By: John Corleto, Brand & Design Strategist 

John Corleto, Brand & Design Strategist

Uniqlo continues to be a mystery to me.

As of 2020, Fast Retailing, Uniqlo’s holding company was the 3rd largest global clothing retailer in sales, behind Inditex and H&M. It was also 2nd largest in market capitalisation, bigger than both H&M and Gap combined, the latter being a source of inspiration for an emerging Uniqlo in the late 80s.

From jeans in all manner of rises and fits, sweaters and cardigans, T-shirts and underpants in different colours, people often group Uniqlo with the fast fashion giants and attribute its growth to the accessibility and quality of its basics.

So what’s not to get?

Well, quite a lot – because there’s not much that’s basic about Uniqlo, and precisely how it’s positioned as a brand is quite tricky to pin down. And when you try, you see boundless contradictions that aren’t supposed to work, but somehow do – like a jazz piano player deliberately playing wrong notes that make a tune sound strangely better.

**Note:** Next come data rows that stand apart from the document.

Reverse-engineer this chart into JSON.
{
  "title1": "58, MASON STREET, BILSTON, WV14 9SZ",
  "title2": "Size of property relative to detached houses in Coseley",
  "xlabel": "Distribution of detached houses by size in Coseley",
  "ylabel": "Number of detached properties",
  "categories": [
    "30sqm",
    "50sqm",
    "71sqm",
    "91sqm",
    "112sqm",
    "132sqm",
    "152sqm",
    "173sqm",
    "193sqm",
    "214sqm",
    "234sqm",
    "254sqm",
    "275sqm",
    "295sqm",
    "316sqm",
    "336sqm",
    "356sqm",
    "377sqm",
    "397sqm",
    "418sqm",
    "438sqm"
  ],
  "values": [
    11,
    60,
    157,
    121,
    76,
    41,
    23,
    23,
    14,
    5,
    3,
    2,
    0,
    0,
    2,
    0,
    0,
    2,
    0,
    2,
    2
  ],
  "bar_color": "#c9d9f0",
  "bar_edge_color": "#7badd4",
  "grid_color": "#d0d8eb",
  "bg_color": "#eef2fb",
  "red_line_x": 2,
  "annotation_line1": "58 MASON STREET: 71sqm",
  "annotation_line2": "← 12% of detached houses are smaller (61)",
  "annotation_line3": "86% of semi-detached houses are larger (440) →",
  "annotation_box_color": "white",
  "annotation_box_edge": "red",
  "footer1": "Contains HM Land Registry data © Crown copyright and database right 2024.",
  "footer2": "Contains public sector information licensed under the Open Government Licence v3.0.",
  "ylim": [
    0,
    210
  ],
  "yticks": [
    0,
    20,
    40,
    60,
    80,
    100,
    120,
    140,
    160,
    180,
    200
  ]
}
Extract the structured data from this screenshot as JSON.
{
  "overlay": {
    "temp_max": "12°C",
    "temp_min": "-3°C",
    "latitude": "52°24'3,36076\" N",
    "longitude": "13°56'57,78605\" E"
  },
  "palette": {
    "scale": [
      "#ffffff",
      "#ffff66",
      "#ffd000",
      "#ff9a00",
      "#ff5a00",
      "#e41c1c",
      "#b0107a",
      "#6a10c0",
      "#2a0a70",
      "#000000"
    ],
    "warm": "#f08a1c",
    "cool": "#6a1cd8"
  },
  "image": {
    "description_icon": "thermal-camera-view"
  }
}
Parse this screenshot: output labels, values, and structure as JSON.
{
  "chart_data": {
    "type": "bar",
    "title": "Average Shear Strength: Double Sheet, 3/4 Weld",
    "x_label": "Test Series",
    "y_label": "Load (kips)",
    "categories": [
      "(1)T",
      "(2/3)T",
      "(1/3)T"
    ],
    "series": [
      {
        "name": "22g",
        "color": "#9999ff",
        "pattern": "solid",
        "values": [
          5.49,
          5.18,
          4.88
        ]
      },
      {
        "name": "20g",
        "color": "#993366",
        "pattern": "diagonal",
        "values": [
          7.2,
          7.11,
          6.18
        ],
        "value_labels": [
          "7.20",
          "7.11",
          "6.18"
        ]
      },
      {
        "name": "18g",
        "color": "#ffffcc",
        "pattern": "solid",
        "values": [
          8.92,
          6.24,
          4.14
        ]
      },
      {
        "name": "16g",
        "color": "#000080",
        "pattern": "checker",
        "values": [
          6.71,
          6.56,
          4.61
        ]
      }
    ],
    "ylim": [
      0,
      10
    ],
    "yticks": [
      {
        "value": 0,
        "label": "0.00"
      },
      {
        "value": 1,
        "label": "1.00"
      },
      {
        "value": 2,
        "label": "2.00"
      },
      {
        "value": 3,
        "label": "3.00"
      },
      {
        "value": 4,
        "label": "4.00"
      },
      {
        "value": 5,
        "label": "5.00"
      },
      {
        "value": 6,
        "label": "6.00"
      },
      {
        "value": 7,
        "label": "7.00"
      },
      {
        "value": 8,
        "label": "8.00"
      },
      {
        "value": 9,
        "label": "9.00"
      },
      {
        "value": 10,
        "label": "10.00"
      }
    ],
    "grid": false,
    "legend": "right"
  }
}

The company is steeped in almost 70 years of history, with a recently graduated Tadashi Yanai taking over his father’s 20 year old clothing store at a time when Japan was undergoing a boom in the adoption of American youth fashion and developing a fashion industry at large. This lead to Uniqlo – shortened from Unique Clothing – opening multiple stores in Japan by the early 90s. However, although Uniqlo was able to take advantage of cost efficiencies in the early 90s due to production in China, today’s Uniqlo is not just an infinite source of cheap basics.

Instead, it’s a strong brand of countless contradictions.

Despite often being seen as a fast-fashion brand, Uniqlo has staples in its product line traceable in both cut and material back to when they were first designed in the 90s. In Japan, their fleece jackets continue to be trustedly worn by grandparents who bought them decades ago and high schoolers with this spring’s trending colour. Much of their clothing is also designed meticulously to last – it now has an Extra Fine Merino Wool jumper that can be machine washed.

The brand collaborates on an ongoing basis with high-profile designers like Christophe Lemaire and Ines de la Fressange, but at the same time, licences characters and pop-culture elements from the X-Men all the way to Fiat cars, Bic Pens and Billie Eilish.

Uniqlo also sells a wide range of T-shirts ranging from a soft Supima Cotton to a cheaper blend of natural and synthetic fibres in vacuum packed plastic. The same thing goes for Merino wool and Cashmere sweaters, stacked aside their cotton and polyester blend cousins and lastly, cheap chinos, sitting alongside jeans made from real selvedge denim. UT, its T-shirt brand, is worn by kids with an eternal love for Snoopy and Mickey Mouse, but also streetheads that want to show their adoration for Basquiat, Keith Haring and Warhol, UT itself directed by NIGO.

It communicates like a lifestyle brand but innovates like a technology brand – partnering with fabric manufacturers like Toray to produce an ever-increasing line of technologies like Airism and Heattech and uses these to create Uniqlo signatures like Ultra light down and ultra comfortable Bra tops.

Uniqlo might seem like an anti-brand, with minimal visible brandmarks or logos, but it adds to its athlete roster after being able to lure Roger Federer and has a strong stream of branded content including a full-fledged magazine with quality interviews with individuals like renowned architect Tadao Ando and author Haruki Murakami.

Marketing has a longstanding adage, ‘You can’t be everything to everyone.’

But Uniqlo seems to pull people of all genders, ethnicities, occupations and ages through its doors, again and again. It does it while being high-fashion, street culture, high tech, premium and accessible all at the same time. And somehow, all of it still comes together as a recognisable and harmonious Uniqlo experience. 

It’s not supposed to work. But it does.

It’s a mystery, but the reason for its magic may be that despite all the rules the brand seems to break, it doubles down on the essentials.

At its heart, Uniqlo is a brand that has a clear understanding of what it stands for. ‘Lifewear’ channels itself as a recognition of the diversity of the way people live – all over the world. In Uniqlo’s products it is a promise of support – to make whatever that life is easier, more comfortable and fun. And in its communications as with the Lifewear print magazine, it’s a celebration of the things that give everyday life its glimmer – culture, creativity and craft – regardless of whether you bought the Merino sweater or the Cotton one.

In translating this idea into something that people experience, there is a strong and unwavering sense of consistency – the light wood panelled floors, the texture of the paper the magazine is printed on, the way clothes are meticulously folded and stacked high, regardless of their price. The way distractions are minimised from the shopping experience such that when you step in, it almost feels like a blank canvas – yet a finished painting at the same time. There is no compromise in design integrity and the quality of the brand experience, because when you’re for everyone, you need to be that much clearer about how you express yourself.

But tomorrow, they may do something completely out of the ordinary – and it still might feel like them. I guess unpredictability is part of Life too. How convenient!